Aortic valve stenosis (narrowing of the aortic valve) contributes to inadequate blood flow, fibrosis, hypertrophy, and, ultimately, heart failure. Transcatheter aortic valve replacement (TAVR) improves blood flow, but little is known about cardiac remodeling after the procedure. Aguado and colleagues performed proteomics on serum samples collected from patients before and after TAVR and studied the effects of serum on valve and cardiac cells using hydrogel culture platforms. A role for p38 MAPK signaling in activating cells was identified using pre-TAVR serum, whereas post-TAVR serum returned cells to a quiescent state. Along with preliminary insights into sex-specific differences, the authors’ research supports a role for TAVR-induced alteration of circulating inflammatory cytokines in regulating valve cell phenotype.

Abstract

The transcatheter aortic valve replacement (TAVR) procedure has emerged as a minimally invasive treatment for patients with aortic valve stenosis (AVS). However, alterations in serum factor composition and biological activity after TAVR remain unknown. Here, we quantified the systemic inflammatory effects of the TAVR procedure and hypothesized that alterations in serum factor composition would modulate valve and cardiac fibrosis. Serum samples were obtained from patients with AVS immediately before their TAVR procedure (pre-TAVR) and about 1 month afterward (post-TAVR).
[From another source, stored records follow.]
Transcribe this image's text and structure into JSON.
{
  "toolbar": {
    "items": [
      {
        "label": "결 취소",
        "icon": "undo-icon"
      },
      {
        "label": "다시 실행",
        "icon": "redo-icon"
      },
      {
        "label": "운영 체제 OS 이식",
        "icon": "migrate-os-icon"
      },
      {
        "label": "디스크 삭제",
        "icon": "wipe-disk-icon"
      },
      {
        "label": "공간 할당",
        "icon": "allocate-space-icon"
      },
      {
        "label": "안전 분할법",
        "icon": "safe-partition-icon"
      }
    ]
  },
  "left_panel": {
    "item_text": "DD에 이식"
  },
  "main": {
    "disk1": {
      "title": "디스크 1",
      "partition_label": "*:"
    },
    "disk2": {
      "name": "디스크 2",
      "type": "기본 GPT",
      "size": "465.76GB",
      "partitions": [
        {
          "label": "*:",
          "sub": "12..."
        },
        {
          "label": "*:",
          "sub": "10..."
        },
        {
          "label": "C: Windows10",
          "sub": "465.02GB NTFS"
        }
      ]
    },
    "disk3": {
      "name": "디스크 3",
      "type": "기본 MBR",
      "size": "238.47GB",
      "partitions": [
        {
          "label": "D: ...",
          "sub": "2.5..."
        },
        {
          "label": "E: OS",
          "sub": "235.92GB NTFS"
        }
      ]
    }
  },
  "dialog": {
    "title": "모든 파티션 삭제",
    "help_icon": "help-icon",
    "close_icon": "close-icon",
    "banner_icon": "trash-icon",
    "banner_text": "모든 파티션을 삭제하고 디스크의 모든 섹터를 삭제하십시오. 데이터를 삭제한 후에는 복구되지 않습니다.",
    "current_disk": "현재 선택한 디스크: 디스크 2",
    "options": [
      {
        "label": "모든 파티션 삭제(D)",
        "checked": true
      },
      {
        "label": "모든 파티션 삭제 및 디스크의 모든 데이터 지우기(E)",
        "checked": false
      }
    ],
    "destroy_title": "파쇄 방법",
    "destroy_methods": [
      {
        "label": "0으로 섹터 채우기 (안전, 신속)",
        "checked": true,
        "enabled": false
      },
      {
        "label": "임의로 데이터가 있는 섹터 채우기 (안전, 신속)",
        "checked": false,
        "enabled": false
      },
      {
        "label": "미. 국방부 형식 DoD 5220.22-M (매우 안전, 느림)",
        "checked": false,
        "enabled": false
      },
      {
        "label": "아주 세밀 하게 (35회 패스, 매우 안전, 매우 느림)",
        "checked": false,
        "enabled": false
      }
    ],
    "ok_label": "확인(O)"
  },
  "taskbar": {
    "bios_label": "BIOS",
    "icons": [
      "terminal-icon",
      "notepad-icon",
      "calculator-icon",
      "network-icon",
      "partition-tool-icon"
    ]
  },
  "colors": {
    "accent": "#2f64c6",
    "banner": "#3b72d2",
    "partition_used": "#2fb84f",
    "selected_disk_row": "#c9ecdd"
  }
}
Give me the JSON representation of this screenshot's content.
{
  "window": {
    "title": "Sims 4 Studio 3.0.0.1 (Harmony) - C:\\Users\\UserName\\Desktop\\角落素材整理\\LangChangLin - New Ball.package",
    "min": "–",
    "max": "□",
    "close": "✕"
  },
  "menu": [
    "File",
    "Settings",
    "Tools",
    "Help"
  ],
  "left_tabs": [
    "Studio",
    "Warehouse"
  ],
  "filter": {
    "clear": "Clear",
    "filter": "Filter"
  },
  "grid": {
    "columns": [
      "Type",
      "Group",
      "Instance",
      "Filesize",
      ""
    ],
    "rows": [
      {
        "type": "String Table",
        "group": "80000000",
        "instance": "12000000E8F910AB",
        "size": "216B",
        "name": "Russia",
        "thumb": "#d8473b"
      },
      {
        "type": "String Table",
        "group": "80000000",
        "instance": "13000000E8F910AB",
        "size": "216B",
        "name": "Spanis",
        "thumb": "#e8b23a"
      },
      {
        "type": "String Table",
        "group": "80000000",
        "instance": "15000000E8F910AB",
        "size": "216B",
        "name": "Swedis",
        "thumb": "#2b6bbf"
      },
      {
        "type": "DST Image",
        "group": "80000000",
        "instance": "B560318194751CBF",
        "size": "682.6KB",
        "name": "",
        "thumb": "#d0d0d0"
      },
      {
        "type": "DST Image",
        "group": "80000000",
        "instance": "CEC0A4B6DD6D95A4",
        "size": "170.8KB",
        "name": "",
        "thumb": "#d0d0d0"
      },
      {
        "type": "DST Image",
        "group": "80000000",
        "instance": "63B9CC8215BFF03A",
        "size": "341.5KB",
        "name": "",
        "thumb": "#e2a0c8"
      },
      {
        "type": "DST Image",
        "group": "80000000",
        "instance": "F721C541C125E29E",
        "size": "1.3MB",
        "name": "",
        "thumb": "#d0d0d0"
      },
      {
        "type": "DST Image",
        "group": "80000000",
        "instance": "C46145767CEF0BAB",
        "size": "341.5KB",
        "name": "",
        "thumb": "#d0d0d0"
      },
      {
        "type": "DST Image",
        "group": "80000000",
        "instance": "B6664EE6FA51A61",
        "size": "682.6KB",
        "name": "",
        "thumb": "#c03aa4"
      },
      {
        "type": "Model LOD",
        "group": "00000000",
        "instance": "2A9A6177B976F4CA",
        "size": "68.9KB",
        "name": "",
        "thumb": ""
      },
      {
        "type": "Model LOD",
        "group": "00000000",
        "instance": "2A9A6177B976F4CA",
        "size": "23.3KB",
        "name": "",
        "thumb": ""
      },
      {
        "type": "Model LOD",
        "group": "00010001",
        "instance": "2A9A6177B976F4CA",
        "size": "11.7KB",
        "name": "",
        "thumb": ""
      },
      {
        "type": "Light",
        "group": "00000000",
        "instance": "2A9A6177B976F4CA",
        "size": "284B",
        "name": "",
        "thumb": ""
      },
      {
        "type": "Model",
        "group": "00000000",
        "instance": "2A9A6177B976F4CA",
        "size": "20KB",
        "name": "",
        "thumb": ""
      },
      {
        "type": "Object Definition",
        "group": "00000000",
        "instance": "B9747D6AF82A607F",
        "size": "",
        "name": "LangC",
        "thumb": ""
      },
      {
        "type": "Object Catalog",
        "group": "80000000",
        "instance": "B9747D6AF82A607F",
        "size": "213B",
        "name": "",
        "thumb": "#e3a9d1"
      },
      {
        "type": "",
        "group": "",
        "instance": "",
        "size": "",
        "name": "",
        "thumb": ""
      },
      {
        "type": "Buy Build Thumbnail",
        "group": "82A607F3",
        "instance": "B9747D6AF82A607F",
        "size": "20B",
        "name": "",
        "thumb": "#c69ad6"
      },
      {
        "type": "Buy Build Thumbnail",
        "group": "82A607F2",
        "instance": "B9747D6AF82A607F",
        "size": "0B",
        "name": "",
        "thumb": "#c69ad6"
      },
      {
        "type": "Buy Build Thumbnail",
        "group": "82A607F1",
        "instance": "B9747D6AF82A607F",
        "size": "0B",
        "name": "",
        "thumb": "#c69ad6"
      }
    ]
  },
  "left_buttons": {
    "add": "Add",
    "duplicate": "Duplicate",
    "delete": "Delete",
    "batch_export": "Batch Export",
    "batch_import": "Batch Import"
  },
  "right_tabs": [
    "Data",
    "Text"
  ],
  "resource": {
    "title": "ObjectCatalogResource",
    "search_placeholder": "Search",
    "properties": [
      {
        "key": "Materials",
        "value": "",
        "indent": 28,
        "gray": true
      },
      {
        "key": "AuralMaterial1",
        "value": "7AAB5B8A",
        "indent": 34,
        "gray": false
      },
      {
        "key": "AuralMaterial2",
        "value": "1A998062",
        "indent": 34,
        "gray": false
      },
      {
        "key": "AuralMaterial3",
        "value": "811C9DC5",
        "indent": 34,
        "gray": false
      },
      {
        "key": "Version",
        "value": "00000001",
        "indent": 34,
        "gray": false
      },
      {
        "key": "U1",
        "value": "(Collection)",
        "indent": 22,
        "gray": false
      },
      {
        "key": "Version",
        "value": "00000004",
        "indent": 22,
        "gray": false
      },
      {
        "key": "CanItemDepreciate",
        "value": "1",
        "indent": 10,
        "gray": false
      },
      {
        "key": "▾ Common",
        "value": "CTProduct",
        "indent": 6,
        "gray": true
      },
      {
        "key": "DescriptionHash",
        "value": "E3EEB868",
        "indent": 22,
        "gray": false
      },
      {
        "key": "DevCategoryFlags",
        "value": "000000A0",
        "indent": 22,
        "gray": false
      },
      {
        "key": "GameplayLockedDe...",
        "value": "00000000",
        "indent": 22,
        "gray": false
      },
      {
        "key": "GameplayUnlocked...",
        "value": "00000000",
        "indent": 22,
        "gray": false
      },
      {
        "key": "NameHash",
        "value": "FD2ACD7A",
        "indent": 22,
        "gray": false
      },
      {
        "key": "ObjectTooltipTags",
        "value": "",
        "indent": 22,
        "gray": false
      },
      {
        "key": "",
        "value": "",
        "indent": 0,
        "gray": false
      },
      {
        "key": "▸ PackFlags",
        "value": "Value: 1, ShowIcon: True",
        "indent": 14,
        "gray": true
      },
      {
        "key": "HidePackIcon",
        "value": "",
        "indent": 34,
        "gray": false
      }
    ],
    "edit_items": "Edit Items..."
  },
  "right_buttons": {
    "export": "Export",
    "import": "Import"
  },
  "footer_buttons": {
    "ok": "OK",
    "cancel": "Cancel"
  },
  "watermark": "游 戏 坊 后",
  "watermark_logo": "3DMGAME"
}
Aptamer-based proteomic profiling revealed alterations in post-TAVR serum composition, and ontological analysis identified inflammatory macrophage factors implicated in myofibroblast activation and deactivation. Hydrogel biomaterials used as valve matrix mimics demonstrated that post-TAVR serum reduced myofibroblast activation of valvular interstitial cells relative to pre-TAVR serum from the same patient. Transcriptomics and curated network analysis revealed a shift in myofibroblast phenotype from pre-TAVR to post-TAVR and identified p38 MAPK signaling as one pathway involved in pre-TAVR–mediated myofibroblast activation. Post-TAVR serum deactivated valve and cardiac myofibroblasts initially exposed to pre-TAVR serum to a quiescent fibroblast phenotype. Our in vitro deactivation data correlated with patient disease severity measured via echocardiography and multimorbidity scores, and correlations were dependent on hydrogel stiffness. Sex differences in cellular responses to male and female sera were also observed and may corroborate clinical observations regarding sex-specific TAVR outcomes. Together, alterations in serum composition after TAVR may lead to an antifibrotic fibroblast phenotype, which suggests earlier interventions may be beneficial for patients with advanced AVS to prevent further disease progression.